To understand this a little better let’s load the CSV file into Tableau
> Open Tableau and click on Text file
> Browse to the CSV file named tableau_finished > click Open
> In the window that has just opened you should be able to see your CSV files column headers but no data. To load some data, change the value in the rows box to 10
> Click Update Now
Within this table you can now see how our CSV is structured.
The Station column
For each unique path you want to create, you need a row for your origin location and a row for your destination location in your data source. This means your origin location will be paired with every destination location.
For example, when showing the path between an origin station location and several call-out destination locations, you need a row for the origin location and a row for the destination location for every single path.

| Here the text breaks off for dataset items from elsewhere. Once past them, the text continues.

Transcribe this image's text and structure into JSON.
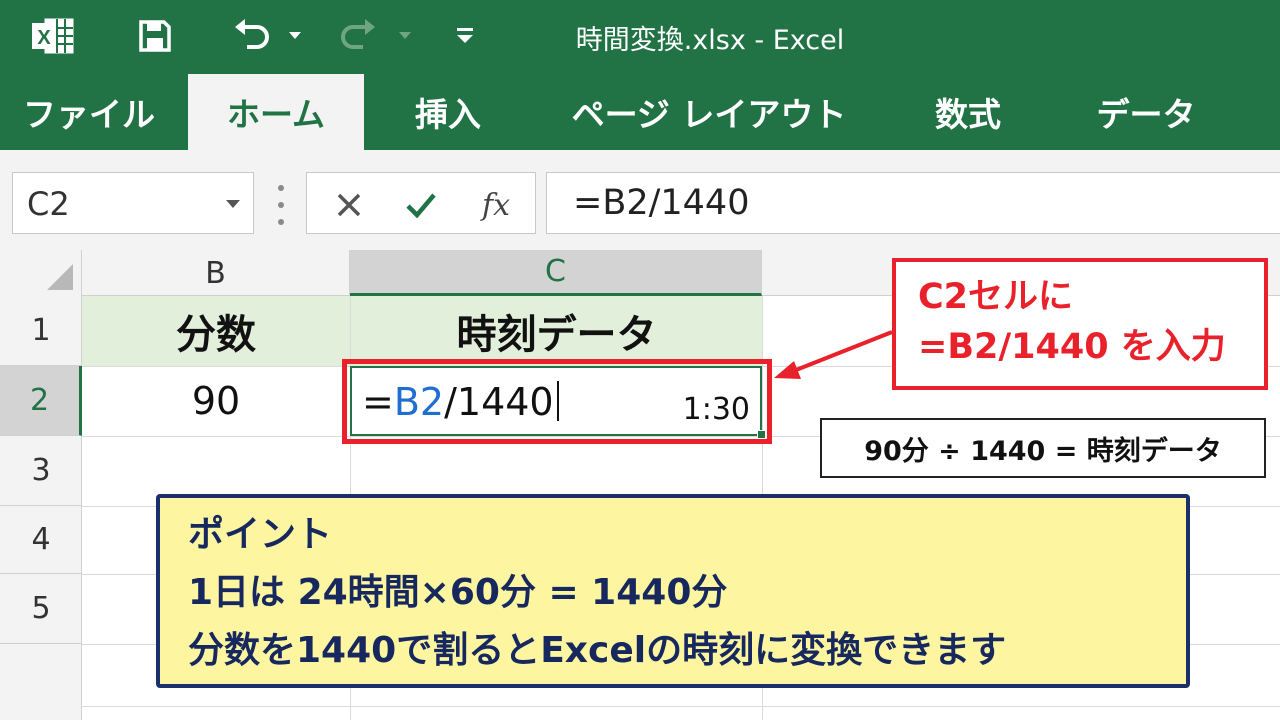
{
  "window": {
    "title": "時間変換.xlsx  -  Excel"
  },
  "icons": {
    "app": "excel-logo-icon",
    "save": "save-icon",
    "undo": "undo-icon",
    "redo": "redo-icon",
    "customize": "customize-toolbar-icon"
  },
  "ribbon": {
    "tabs": [
      {
        "label": "ファイル",
        "active": false
      },
      {
        "label": "ホーム",
        "active": true
      },
      {
        "label": "挿入",
        "active": false
      },
      {
        "label": "ページ レイアウト",
        "active": false
      },
      {
        "label": "数式",
        "active": false
      },
      {
        "label": "データ",
        "active": false
      }
    ]
  },
  "formula_bar": {
    "name_box": "C2",
    "cancel_icon": "×",
    "enter_icon": "✓",
    "fx_label": "fx",
    "formula": "=B2/1440"
  },
  "grid": {
    "column_headers": [
      "B",
      "C"
    ],
    "row_headers": [
      "1",
      "2",
      "3",
      "4",
      "5"
    ],
    "active_column": "C",
    "active_row": "2",
    "cells": {
      "B1": "分数",
      "C1": "時刻データ",
      "B2": "90",
      "C2_edit": {
        "prefix": "=",
        "ref": "B2",
        "suffix": "/1440",
        "result_tooltip": "1:30"
      }
    }
  },
  "callouts": {
    "instruction": {
      "line1": "C2セルに",
      "line2": "=B2/1440 を入力"
    },
    "equation": "90分 ÷ 1440 =  時刻データ",
    "point": {
      "title": "ポイント",
      "line1": "1日は 24時間×60分 = 1440分",
      "line2": "分数を1440で割るとExcelの時刻に変換できます"
    }
  },
  "colors": {
    "excel_green": "#217346",
    "highlight_red": "#e8212a",
    "header_cell_fill": "#e2efda",
    "point_fill": "#fdf5a0",
    "point_border": "#1b2f6b",
    "cell_ref_blue": "#1e6fd1"
  }
}
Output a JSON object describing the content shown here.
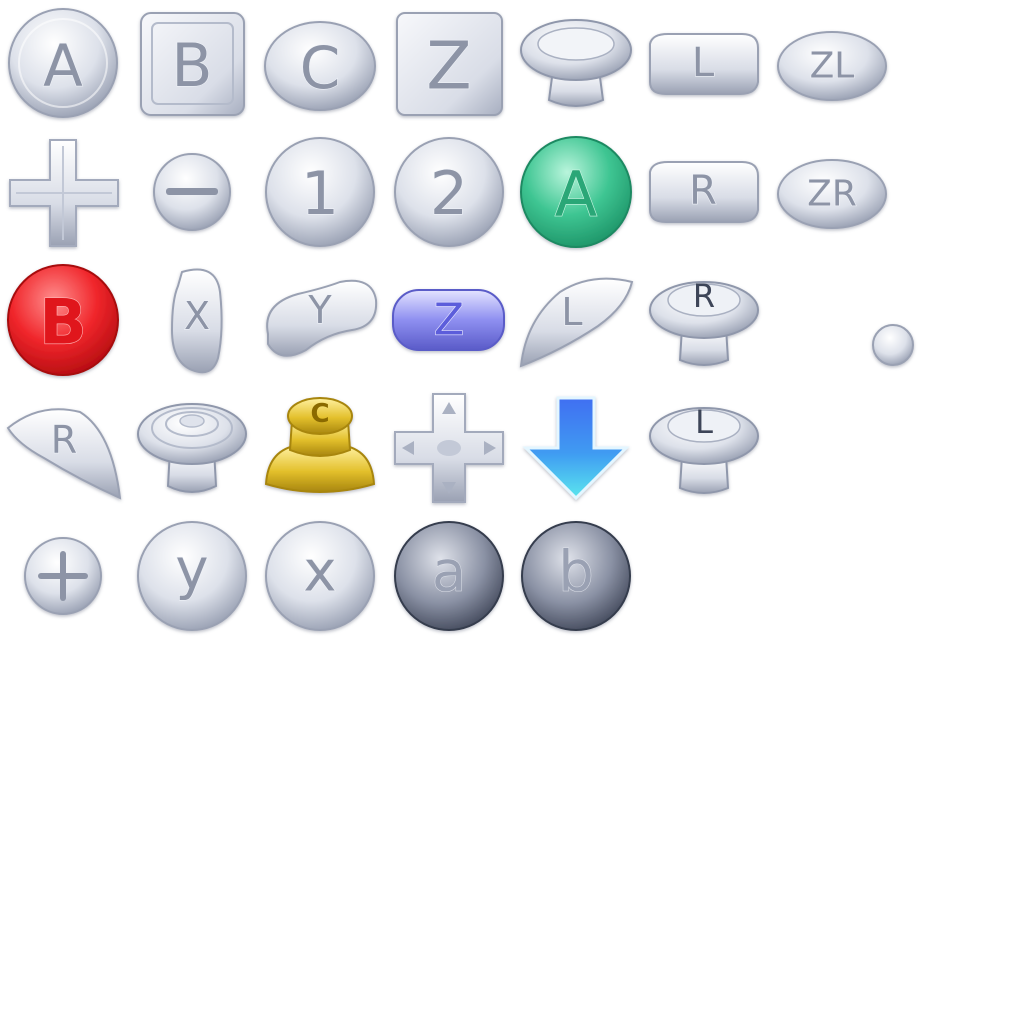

In our CSV above, the origin station Aberdeen is paired with two different destination locations (ABERDEEN_100, ABERDEEN_10171) to show that for Aberdeen we have two different call-out locations. There is a column for Origin-Destination to further illustrate this concept, but this column is not required.
The Path ID column
The Path ID column is used to identify each unique origin-to-destination path. You will use this column to create your spider map.
For each origin and destination location, there is a unique key or string that identifies them as a pair.
In our CSV, for the first origin-destination path, the Path ID is ABERDEEN_100. For the second origin-destination path, the Path ID is ABERDEEN_10171. Each path ID is listed twice; once for the origin location and once for the destination location. As our destination location has no name, we generated a numerical field (100,10171 etc.) based on its row position within the CSV. We then used this value within the Station column for our destination name.
> Click on New Worksheet (found in the bottom left corner)
The first thing to do is visualise our point data from our CSV file onto a map. We do this using the longitude and latitude fields from our data.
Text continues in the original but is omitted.